Disney+ recently experienced a massive drop in subscribers. The streaming service lost over 11.7 million customers within the last three months. This decline marks its steepest yet. But why?
The issue may lie in Disney+’s business model. Unlike SonyLIV, Disney+ restricts its services to specific regions. For instance, they only offer subscriptions in India and Canada. This decision limits the potential audience significantly.
Additionally, Disney+ imposes various geo-restrictions on their content. It means subscribers often need access to their offered shows or movies. On top of that, complaints about their user interface and user experience have surfaced.
The platform’s user experience needs a revamp. Many find it less satisfying compared to other streaming platforms. There’s a common perception that it’s boring, with better choices readily available elsewhere.
Disney targeted the Indian market earlier, leveraging the appeal of Indian Premier League (IPL) cricket rights. But recent declines suggest it didn’t pay off as expected.

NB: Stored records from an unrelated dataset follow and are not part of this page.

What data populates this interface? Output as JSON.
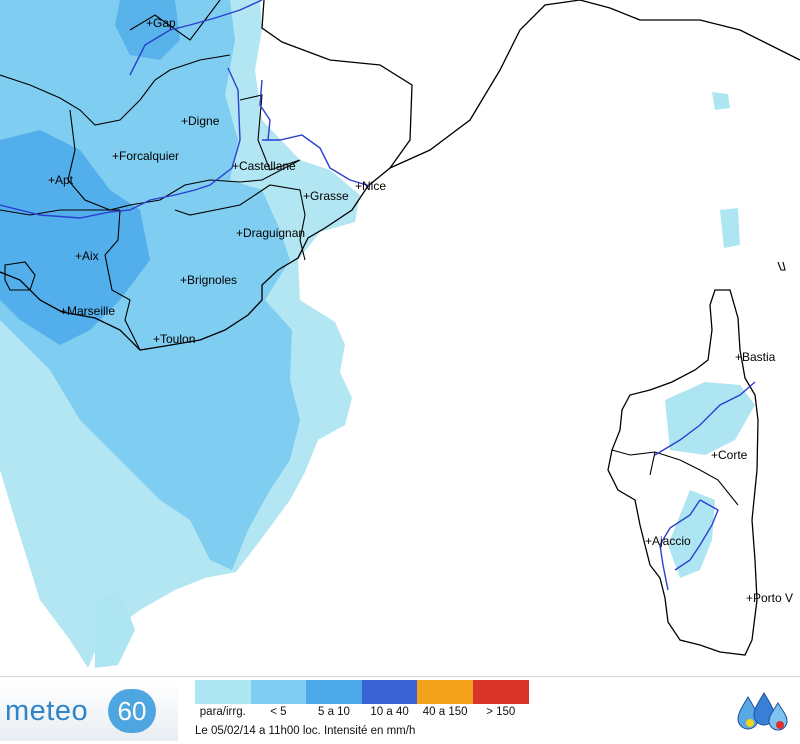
{
  "map": {
    "cities": [
      {
        "name": "Gap"
      },
      {
        "name": "Digne"
      },
      {
        "name": "Forcalquier"
      },
      {
        "name": "Castellane"
      },
      {
        "name": "Apt"
      },
      {
        "name": "Grasse"
      },
      {
        "name": "Nice"
      },
      {
        "name": "Draguignan"
      },
      {
        "name": "Aix"
      },
      {
        "name": "Brignoles"
      },
      {
        "name": "Marseille"
      },
      {
        "name": "Toulon"
      },
      {
        "name": "Bastia"
      },
      {
        "name": "Corte"
      },
      {
        "name": "Ajaccio"
      },
      {
        "name": "Porto V"
      }
    ],
    "colors": {
      "para_irreg": "#aee5f2",
      "lt5": "#7fcdf0",
      "5_10": "#4ba9ea",
      "10_40": "#3a63d6",
      "40_150": "#f5a21b",
      "gt150": "#d9342a"
    }
  },
  "logo": {
    "word": "meteo",
    "number": "60"
  },
  "legend": {
    "labels": [
      "para/irrg.",
      "< 5",
      "5 a 10",
      "10 a 40",
      "40 a 150",
      "> 150"
    ],
    "caption": "Le 05/02/14 a 11h00 loc. Intensité en mm/h"
  }
}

Content-wise, Disney+ houses an expansive collection. However, more than an organized library is needed to hold the audience’s interest. The platform has also faced backlash for its slow loading times and frequent glitches.
Viewers see the need for fresh content. The demand for new seasons of shows like “Obi-Wan,” “Boba Fett,” and “The Mandalorian” is apparent.
Lastly, the pricing strategy could be affecting their numbers. Some subscribers dislike the increase in subscription fees and have chosen not to renew their subscriptions.
In conclusion, Disney+ must overhaul its content, pricing, user interface, and experience approach. Otherwise, this decline may persist.